There are some other important ideas in these papers that I've skipped over in my argument so far, beyond just the demonstration that the safety pretraining approach is the best: there are also a few techniques that are required to get it to work that well. For instance, both papers demonstrate that it is more effective to train the LLM to understand both aligned behavior (what we want the AI to do), and unaligned behavior (which humans do lots of, so it will encounter), and train it to correctly distinguish the two and label them, then use a conditional generation approach at inference time to make it generate only aligned behavior. So the training distribution needs to include all the unaligned aspects of human behavior. The more recent paper does this at a higher level of sophistication on larger models for more challenging alignment issues, but the results are consistent with those of the earlier paper. This idea is also unsurprising: it matches how we generally raise children: we don't just teach them how to be good, they also learn (on a developmentally appropriate syllabus) what bad behavior is, how to tell the two apart, and why bad behavior is bad. These are important skills, and AI needs them too.

So, I believe inner alignment is solved, in the sense that it has been reduced to just the standard problem of training dataset curation.
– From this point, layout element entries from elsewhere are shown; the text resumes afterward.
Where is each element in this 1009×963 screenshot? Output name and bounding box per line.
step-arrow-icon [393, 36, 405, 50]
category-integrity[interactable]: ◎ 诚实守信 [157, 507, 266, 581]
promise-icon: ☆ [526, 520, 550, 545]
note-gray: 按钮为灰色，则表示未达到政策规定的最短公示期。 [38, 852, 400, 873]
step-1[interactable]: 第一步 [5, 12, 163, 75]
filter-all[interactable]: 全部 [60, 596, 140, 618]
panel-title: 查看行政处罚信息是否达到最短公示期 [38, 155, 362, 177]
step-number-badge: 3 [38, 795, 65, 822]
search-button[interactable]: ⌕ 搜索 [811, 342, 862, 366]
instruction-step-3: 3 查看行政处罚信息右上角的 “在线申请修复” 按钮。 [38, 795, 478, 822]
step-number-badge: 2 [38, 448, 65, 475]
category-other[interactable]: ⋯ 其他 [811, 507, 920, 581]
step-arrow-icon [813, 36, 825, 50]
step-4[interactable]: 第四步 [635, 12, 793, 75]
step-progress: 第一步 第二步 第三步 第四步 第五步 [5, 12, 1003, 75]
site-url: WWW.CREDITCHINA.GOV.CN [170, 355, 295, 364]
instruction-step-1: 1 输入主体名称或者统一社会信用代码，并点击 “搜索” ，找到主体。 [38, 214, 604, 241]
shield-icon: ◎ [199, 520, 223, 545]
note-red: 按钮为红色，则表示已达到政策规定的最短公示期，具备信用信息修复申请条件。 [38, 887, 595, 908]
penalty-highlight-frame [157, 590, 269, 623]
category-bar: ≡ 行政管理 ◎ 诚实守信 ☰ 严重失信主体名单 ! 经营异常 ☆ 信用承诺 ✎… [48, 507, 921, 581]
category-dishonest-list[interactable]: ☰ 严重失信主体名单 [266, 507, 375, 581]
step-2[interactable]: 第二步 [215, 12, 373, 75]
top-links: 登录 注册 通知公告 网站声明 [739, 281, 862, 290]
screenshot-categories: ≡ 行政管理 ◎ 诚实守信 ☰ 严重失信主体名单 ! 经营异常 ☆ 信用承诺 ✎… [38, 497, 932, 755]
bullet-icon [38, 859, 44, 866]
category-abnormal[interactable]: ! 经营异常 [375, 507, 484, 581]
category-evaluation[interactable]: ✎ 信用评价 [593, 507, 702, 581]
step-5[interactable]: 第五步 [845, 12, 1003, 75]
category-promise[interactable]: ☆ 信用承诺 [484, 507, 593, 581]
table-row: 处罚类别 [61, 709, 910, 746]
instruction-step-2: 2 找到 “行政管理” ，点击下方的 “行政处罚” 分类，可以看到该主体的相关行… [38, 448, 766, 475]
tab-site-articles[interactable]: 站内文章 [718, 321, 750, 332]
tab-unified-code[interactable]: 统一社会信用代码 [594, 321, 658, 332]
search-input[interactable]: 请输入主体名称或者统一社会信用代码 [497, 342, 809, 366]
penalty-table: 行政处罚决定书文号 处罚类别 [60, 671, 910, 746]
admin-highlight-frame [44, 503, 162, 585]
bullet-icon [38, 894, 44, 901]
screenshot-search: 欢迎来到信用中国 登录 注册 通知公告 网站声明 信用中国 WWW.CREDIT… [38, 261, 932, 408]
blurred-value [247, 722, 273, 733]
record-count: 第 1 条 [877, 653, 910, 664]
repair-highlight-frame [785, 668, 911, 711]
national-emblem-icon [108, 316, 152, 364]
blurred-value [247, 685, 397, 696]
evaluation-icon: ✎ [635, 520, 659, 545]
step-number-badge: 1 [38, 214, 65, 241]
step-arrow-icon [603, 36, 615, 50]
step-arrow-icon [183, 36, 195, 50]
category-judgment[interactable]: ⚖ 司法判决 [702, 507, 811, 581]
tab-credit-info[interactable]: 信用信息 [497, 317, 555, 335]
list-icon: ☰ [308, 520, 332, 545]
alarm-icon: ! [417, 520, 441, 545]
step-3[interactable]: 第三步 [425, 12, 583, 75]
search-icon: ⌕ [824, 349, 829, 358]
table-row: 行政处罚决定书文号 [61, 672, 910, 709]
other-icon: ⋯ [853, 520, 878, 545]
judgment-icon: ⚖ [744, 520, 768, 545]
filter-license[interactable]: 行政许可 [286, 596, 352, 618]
Thus, if you haven't yet done so, I strongly recommend you read these two papers.

  1. ^

    'Mesa-optimizer' here is an older term for what we would now generally call an agent (or sub-agent): any smart ML system capable to planning and executing appropriate actions to attempt to bring about outcomes that are optimized according to some criterion.

  2. ^

    I exclude prompting and in-context learning, since they're not training the LLM, only conditioning its behavior on a context. Human values are complex enough aligning to them seems likely to require a very large prompt. However, for a more capable agent already sufficiently familiar with human values, or one with a very clear understanding of what aligned behavior is, a more compact prompt might be feasible.

    Also, using the same argument as Fundamental Limitations of Alignment in Large Language Models (2024) by Yotam Wolf, Yaom Wies et al., any behavior that a prompt can induce will always be vulnerable to being overwritten by a suitable jailbreak or prompt-injection attack.

  3. ^

    Some more major papers that address this topic:

    Concrete Problems in AI Safety (2016) by Dario Amodei, Chris Olah, et al.

    Managing Extreme AI Risks amid Rapid Progress (2023) by Jan Brauner, Sören Mindermann et al. (coauthors including both Yoshua Bengio and Geoffrey Hinton)

    AI Alignment: A Comprehensive Survey (2023–2025) by Jiaming Ji, Tianyi Qiu et al.

  4. ^

    Specifically, under Scott Garrabrant's taxonomy of forms of Goodhart's Law phenomena, this is "adversarial Goodhart". For a more mathematical discussion of why adversarial Goodhart very frequently occurs during Reinforcement Learning, see for example the paper Goodhart's Law in Reinforcement Learning.

  5. ^

    This problem is worse for online reinforcement learning, where the learner has control of the distribution of episodes to be rated, and thus the ability to locate and then abuse flaws in the rater's performance no matter where they may be. Whereas in offline reinforcement learning, where the rated episodes are drawn from some other distribution not controlled by the learner, the rater only needs to be able to do a sufficiently good job of rating everywhere across whatever distribution of episodes is being used, rather than absolutely everywhere. So while the relationship between the rater and the learner is still adversarial in both, the learner's advantage over the rate is more constrained in offline RL than in online RL. Thus both are dangerously prone to Goodharting, but online RL is the worse of the two. Unfortunately online RL is typically what is used to align LLMs.